Croche-pied

Je suis re-tombée.

Je marchais vite, c'est vrai. J'ai été distraite, c'est vrai aussi. Par un bruit, celui, poussif, d'une voiture qui tentait de monter une côte en première, ce qui faisait tousser le moteur. Et j'ai senti cette sensation familière. Le quart de seconde où l'on sait ce qui va nous arriver: la chute. Inévitable, lourde, mais classique somme toute, pour quelqu'un comme moi.

Je suis donc retombée, comme avant. 

Comme avant toi. Comme avant ton malheur, ta douleur, tes cheveux courts et tes coups de froid aux oreilles. Comme avant que tu ne partes vers des cieux sans doute plus bleus, si près du soleil, où on n'est jamais vieux.

Je me suis retrouvée par terre aussi vite que possible, pas le temps d'y penser, la vie, quand elle te fait des croche-pieds, elle se barre en riant, comme un gamin de douze ans. Ma main droite, mon genou droit. mes affaires éparpillées autour de moi. J'ai pris mon temps pour tout ramasser, me relever, m'épousseter. 

J'ai essayé mon genou, il répondait en faisant la grimace. J'ai ramassé mon sac, je n'ai même pas pleuré. L'habitude sans doute. (L'ex)périence. Je suis remontée en voiture, j'ai senti sous mon collant, que le sang était sorti, j'ai dégainé un mouchoir, mis le téléphone en mode gps,  un vieux rock à fond la caisse et j'ai décidé que ça irait. J'en ai vu d'autres, on va pas se laisser abattre pour un croche-pied.

Étrangement, le contact avec le sol m'a réveillée. Secouée. Reconnectée. J'ai pensé à mon magicien, bien loin de moi, ça commence à faire long, vous ne trouvez pas? Aux blessures de réparation. Aux chutes qui veulent dire quelque chose. J'ai réfléchi, à quoi pensais-je avant cette chute? A qui sans doute, si je veux être très honnête. A quoi surtout. Ces vicissitudes du quotidien qui touchent les autres et froissent mon existence...depuis combien de temps, et pour combien de temps? J'ai la réponse à cette question bien sûr: jusqu'à ce que tu rendes ton dernier souffle, ma grande.

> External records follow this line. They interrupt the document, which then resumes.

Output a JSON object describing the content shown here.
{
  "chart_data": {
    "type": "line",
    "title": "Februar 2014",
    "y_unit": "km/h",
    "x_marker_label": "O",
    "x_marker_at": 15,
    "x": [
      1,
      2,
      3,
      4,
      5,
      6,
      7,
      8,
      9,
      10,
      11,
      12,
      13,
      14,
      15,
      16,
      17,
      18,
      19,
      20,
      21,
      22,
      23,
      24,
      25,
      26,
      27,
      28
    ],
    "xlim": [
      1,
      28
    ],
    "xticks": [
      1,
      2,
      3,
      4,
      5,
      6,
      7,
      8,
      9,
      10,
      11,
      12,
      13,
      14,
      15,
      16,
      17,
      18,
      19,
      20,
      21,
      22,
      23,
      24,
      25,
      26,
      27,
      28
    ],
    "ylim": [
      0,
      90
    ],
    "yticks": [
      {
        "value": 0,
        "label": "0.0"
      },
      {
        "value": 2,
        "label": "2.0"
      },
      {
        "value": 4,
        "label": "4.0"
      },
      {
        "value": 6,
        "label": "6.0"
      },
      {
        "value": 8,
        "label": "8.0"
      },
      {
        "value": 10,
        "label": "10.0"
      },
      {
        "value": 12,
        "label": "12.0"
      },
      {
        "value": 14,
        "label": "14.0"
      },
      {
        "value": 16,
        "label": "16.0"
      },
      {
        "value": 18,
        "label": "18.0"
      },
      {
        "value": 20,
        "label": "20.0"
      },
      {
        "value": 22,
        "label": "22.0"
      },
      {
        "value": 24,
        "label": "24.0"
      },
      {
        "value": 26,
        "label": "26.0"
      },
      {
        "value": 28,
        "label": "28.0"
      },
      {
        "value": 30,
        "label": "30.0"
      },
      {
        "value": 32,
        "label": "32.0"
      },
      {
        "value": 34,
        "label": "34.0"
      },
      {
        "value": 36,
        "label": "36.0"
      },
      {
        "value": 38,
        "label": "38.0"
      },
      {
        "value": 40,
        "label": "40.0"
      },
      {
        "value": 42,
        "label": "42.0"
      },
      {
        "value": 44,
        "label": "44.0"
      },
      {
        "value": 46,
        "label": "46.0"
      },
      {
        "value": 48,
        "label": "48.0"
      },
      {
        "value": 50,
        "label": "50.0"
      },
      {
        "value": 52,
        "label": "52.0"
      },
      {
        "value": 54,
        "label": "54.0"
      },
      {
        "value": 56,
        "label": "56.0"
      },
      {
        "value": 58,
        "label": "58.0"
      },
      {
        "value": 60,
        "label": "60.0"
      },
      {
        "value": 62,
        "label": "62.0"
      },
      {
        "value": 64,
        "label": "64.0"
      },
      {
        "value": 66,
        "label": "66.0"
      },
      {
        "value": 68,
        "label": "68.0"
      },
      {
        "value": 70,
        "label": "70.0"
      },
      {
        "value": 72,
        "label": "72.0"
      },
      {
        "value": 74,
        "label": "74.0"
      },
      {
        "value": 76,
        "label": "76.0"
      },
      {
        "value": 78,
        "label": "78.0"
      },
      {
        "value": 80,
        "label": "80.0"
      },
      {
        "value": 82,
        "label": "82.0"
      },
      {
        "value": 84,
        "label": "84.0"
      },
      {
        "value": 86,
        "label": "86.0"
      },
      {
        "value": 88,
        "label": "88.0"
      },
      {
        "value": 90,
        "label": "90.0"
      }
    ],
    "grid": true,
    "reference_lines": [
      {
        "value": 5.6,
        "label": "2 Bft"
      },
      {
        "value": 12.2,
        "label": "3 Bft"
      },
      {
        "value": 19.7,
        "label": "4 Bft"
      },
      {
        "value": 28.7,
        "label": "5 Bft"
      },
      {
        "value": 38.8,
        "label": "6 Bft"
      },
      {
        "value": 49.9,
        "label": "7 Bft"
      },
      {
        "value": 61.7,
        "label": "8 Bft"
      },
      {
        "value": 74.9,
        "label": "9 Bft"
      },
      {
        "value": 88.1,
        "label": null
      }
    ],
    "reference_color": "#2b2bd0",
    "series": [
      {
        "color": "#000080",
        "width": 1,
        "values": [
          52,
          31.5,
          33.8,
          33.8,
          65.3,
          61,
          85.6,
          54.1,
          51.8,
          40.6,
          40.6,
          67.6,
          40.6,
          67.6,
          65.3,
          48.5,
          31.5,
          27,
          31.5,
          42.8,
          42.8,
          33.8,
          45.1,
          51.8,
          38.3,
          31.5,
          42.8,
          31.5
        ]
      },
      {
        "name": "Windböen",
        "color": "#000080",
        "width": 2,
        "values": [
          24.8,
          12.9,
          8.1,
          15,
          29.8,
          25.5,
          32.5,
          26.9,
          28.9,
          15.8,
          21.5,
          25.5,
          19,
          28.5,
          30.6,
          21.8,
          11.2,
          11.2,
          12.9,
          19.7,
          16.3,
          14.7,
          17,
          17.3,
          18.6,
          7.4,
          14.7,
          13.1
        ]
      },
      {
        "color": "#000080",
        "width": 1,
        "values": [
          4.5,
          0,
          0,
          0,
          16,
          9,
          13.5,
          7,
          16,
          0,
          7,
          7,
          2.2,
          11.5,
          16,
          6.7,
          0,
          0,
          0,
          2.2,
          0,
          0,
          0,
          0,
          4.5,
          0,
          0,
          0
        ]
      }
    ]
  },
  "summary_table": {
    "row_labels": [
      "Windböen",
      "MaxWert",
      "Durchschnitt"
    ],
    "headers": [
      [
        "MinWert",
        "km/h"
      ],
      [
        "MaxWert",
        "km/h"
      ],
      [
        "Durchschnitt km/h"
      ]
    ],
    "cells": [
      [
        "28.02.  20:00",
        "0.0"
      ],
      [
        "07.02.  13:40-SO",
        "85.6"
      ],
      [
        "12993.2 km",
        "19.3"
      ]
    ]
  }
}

Alors, la vie se moque de moi, elle est marrante. Mon genou droit lui fait la grimace, c'est clair. Il a mal, le sang coule encore, le rock tourne, Duck Ellington, Louis Prima, cette fin de "Just a gigolo" qui me fait revivre le rire de mon grand-père, je ne pleure pas. Rester concentrée. Au dernier rond-point, une voiture se fige alors que je m'engage. On s'évite de peu. Tout est électrique dehors, les arbres se couchent, le vent annonce la tempête, le climat des derniers jours n'a pas aidé et les gens sont sur-énervés. Les giboulées, le tonnerre, tout conspire. Ma main, sang séché et griffures de la chute, mon genou, à désinfecter. Je suis encore sonnée.

Tout ça c'est quoi en fait? Si ce n'est un avertissement: "ralentis, concentre-toi. Calme-toi, détends-toi, écoute-toi. Mais surtout, recentre-toi, quand la tempête guette le monde, car il aura besoin de toi, et toi tu auras aussi besoin de toi, de tes forces, de ton énergie."

Bref, je suis retombée, comme avant, comme quand tu étais là. 

Je pensais que ce serait en amour, la prochaine fois. Oh, ça je sais le faire va. C'est l'inverse qui est plus délicat, voire même assez rare, dois-je bien le reconnaître... Bein c'est raté t'as vu. Juste un croche-pied.

Comme si j'avais besoin de ça, pour penser à toi.

Peut-être que c'était toi, en fait, qui me l'envoyait, pour me secouer. Si c'est ça alors, merci ma biche.J'ai reçu le message, racheté de l'arnica. Mes pansements "reine des neiges" me vont comme un gant, si tu voyais ça. Mais tu le vois, j'suis sûre, tu te marres bien au moins?

La prochaine fois, essaie un truc plus doux que le bitume, un truc moelleux, ça pique un peu là.

Un croche-pied, ...si ça se trouve, des fois, c'est pour notre bien, surtout s'il vient de si loin.